You could be getting a very diluted oil or one that’s much more concentrated—and it’s hard to know, adds Beuther. You might not be able to get the exact same concentration of the same oil from purchase to purchase.
That’s a big contrast to the medications that your pulmonologist will prescribe for you, says Solanki. “The medications that physicians use for asthma treatment are backed by the FDA,” she says. “This means that there are numerous clinical trials that have proven the safety and efficacy of the medications prescribed by medical professionals.”
“In addition to,” not “instead of”
But perhaps you have asthma and you’ve found that diffusing an essential oil in your home actually does make you feel better. Experts tend to agree that stress and anxiety can worsen chronic conditions like asthma and COPD. And some small studies have shown that stress reduction efforts can help people improve control over their asthma, notes Beuther.
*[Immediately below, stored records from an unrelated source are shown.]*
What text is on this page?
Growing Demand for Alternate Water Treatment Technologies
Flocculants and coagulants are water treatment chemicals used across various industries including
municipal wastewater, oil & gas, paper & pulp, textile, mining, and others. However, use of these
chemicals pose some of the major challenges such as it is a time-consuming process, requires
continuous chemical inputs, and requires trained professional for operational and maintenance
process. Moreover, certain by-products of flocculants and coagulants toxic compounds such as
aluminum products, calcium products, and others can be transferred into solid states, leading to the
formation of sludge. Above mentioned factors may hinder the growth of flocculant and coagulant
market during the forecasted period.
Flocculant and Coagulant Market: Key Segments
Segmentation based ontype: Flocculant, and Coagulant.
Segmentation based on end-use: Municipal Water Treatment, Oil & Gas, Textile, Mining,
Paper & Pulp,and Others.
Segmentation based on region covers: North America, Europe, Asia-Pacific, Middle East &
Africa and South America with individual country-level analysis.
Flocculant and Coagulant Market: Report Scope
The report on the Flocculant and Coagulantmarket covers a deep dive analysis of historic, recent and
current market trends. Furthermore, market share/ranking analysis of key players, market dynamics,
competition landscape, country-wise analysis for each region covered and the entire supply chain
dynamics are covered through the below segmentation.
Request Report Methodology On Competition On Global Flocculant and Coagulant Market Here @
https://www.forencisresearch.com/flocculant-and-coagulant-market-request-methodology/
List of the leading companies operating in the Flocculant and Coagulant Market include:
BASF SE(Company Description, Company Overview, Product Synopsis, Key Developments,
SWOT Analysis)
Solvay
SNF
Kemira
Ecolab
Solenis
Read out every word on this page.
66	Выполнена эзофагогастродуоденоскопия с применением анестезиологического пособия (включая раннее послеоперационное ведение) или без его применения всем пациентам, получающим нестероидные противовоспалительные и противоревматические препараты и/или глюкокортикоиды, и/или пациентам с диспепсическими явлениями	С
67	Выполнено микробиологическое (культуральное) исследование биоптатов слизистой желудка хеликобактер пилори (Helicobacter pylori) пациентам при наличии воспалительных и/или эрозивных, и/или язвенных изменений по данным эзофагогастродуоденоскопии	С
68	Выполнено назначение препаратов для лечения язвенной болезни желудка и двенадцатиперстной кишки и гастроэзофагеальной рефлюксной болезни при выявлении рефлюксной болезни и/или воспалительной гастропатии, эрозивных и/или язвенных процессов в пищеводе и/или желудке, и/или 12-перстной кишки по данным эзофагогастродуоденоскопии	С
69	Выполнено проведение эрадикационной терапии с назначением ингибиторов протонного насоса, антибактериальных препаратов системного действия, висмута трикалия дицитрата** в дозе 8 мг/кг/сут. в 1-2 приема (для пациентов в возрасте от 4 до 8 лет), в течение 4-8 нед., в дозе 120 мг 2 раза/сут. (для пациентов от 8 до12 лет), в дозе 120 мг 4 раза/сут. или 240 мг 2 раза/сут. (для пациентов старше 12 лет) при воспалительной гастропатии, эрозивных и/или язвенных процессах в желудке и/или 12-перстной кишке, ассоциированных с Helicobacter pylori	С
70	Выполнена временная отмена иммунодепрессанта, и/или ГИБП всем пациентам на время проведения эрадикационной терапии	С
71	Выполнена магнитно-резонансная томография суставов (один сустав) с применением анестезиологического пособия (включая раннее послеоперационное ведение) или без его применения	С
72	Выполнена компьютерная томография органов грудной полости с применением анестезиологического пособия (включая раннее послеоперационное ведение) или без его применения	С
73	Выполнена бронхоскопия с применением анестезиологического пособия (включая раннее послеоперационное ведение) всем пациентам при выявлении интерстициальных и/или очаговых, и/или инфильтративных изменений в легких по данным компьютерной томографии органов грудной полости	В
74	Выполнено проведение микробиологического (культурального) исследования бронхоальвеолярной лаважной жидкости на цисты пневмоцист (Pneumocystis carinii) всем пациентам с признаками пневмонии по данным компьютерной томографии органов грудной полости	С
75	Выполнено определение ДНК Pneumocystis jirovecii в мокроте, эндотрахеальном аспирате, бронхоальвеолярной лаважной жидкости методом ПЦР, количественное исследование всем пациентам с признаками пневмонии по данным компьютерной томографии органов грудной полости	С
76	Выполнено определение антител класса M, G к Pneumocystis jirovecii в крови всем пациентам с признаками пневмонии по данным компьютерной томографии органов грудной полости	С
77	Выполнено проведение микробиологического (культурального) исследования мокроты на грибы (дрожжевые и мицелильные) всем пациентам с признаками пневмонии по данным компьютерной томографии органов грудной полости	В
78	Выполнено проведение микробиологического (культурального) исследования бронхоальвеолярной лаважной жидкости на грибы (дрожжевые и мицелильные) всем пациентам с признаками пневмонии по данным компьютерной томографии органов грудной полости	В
It’s possible that using an essential oil might reduce some of your stress, which makes you feel calmer. In turn, that makes you feel like you’re breathing easier. However, he added, the oils don’t address the underlying condition, like your regular medications do. But some doctors may give you the nod to use essential oils in your home as long as you consistently use your regular medications.
In other words, don’t leave your inhaler at home. Don’t forego one of your prescribed medications for an essential oil treatment. Your doctor may give you a green light for the complementary use of essential oils if you don’t experience any adverse effects—as long as you don’t swap out your prescribed meds for the oils. Think in addition to, not instead of.
If you’re interested in trying complementary therapies, you might opt for something like meditation and mindful breathing techniques, suggests Carver.
Could the evidence change?
For now, doctors are suggesting people with lung health issues either avoid essential oils or approach them with extreme caution, due to a lack of solid evidence proving any benefit to the use of essential oils for lung health. But could new research make an impact? Perhaps.
“There is potentially some research that is still in early phases where they could still have some potential benefits,” says Buhr. But wait. Those “early phases” usually mean research that involves petri dishes or animals, not humans, he notes. “There’s definitely a role for continued exploration for the role of botanicals as treatment, but that doesn’t mean they’re ready for prime time” with current available preparations, he says.
The bottom line: it’s a good idea to be cautious about using essential oils if you happen to have a lung disease or condition. Talk to your healthcare provider before you start using anything new, including an essential oil or herbal supplement.
And don’t give up on any of the prescribed meds you’re taking without consulting your doctor first. If you’re concerned about a side effect of your current medication, your doctor may be able to find a different medication that might be better for you.